Testing Agentic Workflows with Structural Coverage Criteria

Multi-agent systems increasingly expose explicit workflow structure: agents, tools, tool-access rules, restrictions, and delegation paths. Existing evaluations rely largely on end-to-end task success, benchmark scores, final-response quality, or prompt-level checks, which provide limited evidence that this declared coordination structure has actually been exercised. This makes it difficult to assess test-suite adequacy or detect structural regressions in tool access, restrictions, and inter-agent delegation. We address this gap with a structural testing approach for multi-agent workflow specifications. The approach represents each workflow as a typed coordination graph, derives coverage obligations over reachable agents, allowed tool edges, restricted tool edges, and delegation edges, and uses coverage-driven generation with DSPy-based scenario realization to produce executable tests. The graph fixes what must be covered; DSPy realizes those obligations as natural-language scenarios whose witnesses are checked at runtime. We implement the approach for OpenAI Agents SDK-style workflows and evaluate it on ten SDK-derived benchmarks comprising 49 reachable agents, 47 tools, and 403 structural obligations. Generated scenarios witness 54/75 allowed-tool obligations and 36/48 delegation obligations within a bounded refinement budget. The adversarial restricted-tool criterion elicits 23/248 restricted-call violations, separating workflows whose restrictions hold under probing from workflows with concrete misrouting failures. These results show that structural coverage provides a useful adequacy layer for multi-agent workflow testing: it does not replace semantic or end-to-end evaluation, but reveals whether declared agents, tool-access rules, restrictions, and delegation paths have been exercised.

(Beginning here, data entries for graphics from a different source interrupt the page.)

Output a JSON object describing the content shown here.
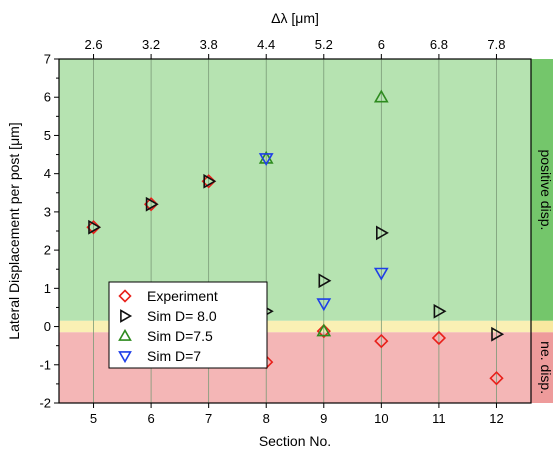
{
  "chart_data": {
    "type": "scatter",
    "xlabel": "Section No.",
    "ylabel": "Lateral Displacement per post [μm]",
    "top_axis_label": "Δλ [μm]",
    "xlim": [
      4.4,
      12.6
    ],
    "ylim": [
      -2,
      7
    ],
    "x_ticks": [
      5,
      6,
      7,
      8,
      9,
      10,
      11,
      12
    ],
    "y_ticks": [
      -2,
      -1,
      0,
      1,
      2,
      3,
      4,
      5,
      6,
      7
    ],
    "x_tick_labels": [
      "5",
      "6",
      "7",
      "8",
      "9",
      "10",
      "11",
      "12"
    ],
    "y_tick_labels": [
      "-2",
      "-1",
      "0",
      "1",
      "2",
      "3",
      "4",
      "5",
      "6",
      "7"
    ],
    "top_ticks": [
      {
        "x": 5,
        "label": "2.6"
      },
      {
        "x": 6,
        "label": "3.2"
      },
      {
        "x": 7,
        "label": "3.8"
      },
      {
        "x": 8,
        "label": "4.4"
      },
      {
        "x": 9,
        "label": "5.2"
      },
      {
        "x": 10,
        "label": "6"
      },
      {
        "x": 11,
        "label": "6.8"
      },
      {
        "x": 12,
        "label": "7.8"
      }
    ],
    "grid": "vertical lines at each section",
    "regions": [
      {
        "from": 0.15,
        "to": 7,
        "color": "#b6e3b1",
        "side_color": "#74c66b",
        "label": "positive disp."
      },
      {
        "from": -0.15,
        "to": 0.15,
        "color": "#faf0b4",
        "side_color": "#f8e8a0",
        "label": ""
      },
      {
        "from": -2,
        "to": -0.15,
        "color": "#f4b6b6",
        "side_color": "#ee9b9b",
        "label": "ne. disp."
      }
    ],
    "legend_position": "lower-left",
    "series": [
      {
        "name": "Experiment",
        "marker": "diamond",
        "color": "#e8201a",
        "points": [
          [
            5,
            2.6
          ],
          [
            6,
            3.2
          ],
          [
            7,
            3.8
          ],
          [
            8,
            -0.93
          ],
          [
            9,
            -0.12
          ],
          [
            10,
            -0.38
          ],
          [
            11,
            -0.3
          ],
          [
            12,
            -1.35
          ]
        ]
      },
      {
        "name": "Sim D= 8.0",
        "marker": "triangle-right",
        "color": "#111111",
        "points": [
          [
            5,
            2.6
          ],
          [
            6,
            3.2
          ],
          [
            7,
            3.8
          ],
          [
            8,
            0.4
          ],
          [
            9,
            1.2
          ],
          [
            10,
            2.45
          ],
          [
            11,
            0.4
          ],
          [
            12,
            -0.2
          ]
        ]
      },
      {
        "name": "Sim D=7.5",
        "marker": "triangle-up",
        "color": "#2e8b1f",
        "points": [
          [
            8,
            4.4
          ],
          [
            9,
            -0.12
          ],
          [
            10,
            6.0
          ]
        ]
      },
      {
        "name": "Sim D=7",
        "marker": "triangle-down",
        "color": "#1f3fe8",
        "points": [
          [
            8,
            4.4
          ],
          [
            9,
            0.6
          ],
          [
            10,
            1.4
          ]
        ]
      }
    ]
  }
}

翻译：多智能体系统日益显式化其工作流结构：智能体、工具、工具访问规则、限制条件及委托路径。现有评估主要依赖端到端任务成功率、基准分数、最终响应质量或提示级检查，这些方法难以证明声明的协调结构是否真正被触发。这导致测试套件充分性评估困难，且难以检测工具访问、限制条件和智能体间委托的结构性退化。为此，我们提出一种面向多智能体工作流规约的结构化测试方法。该方法将每个工作流表示为类型化协调图，推导覆盖可达智能体、允许工具边、受限工具边及委托边的覆盖义务，并借助基于DSPy的场景生成实现覆盖驱动的可执行测试生成。类型化协调图固定了必须覆盖的元素；DSPy将这些义务实现为自然语言场景，并在运行时验证其见证物。我们针对OpenAI Agents SDK风格工作流实现了该方法，并在十个基于SDK的基准测试上评估，这些测试涉及49个可达智能体、47个工具及403项结构覆盖义务。在有限细化预算内，生成的场景见证了54/75项允许工具义务和36/48项委托义务。对抗性受限工具准则触发了23/248项受限调用违规，区分了在探测下限制条件保持有效的工作流与存在具体路由失败的工作流。这些结果表明，结构覆盖率为多智能体工作流测试提供了有效的充分性层：它不取代语义或端到端评估，但能揭示声明的智能体、工具访问规则、限制条件及委托路径是否已被实际触发。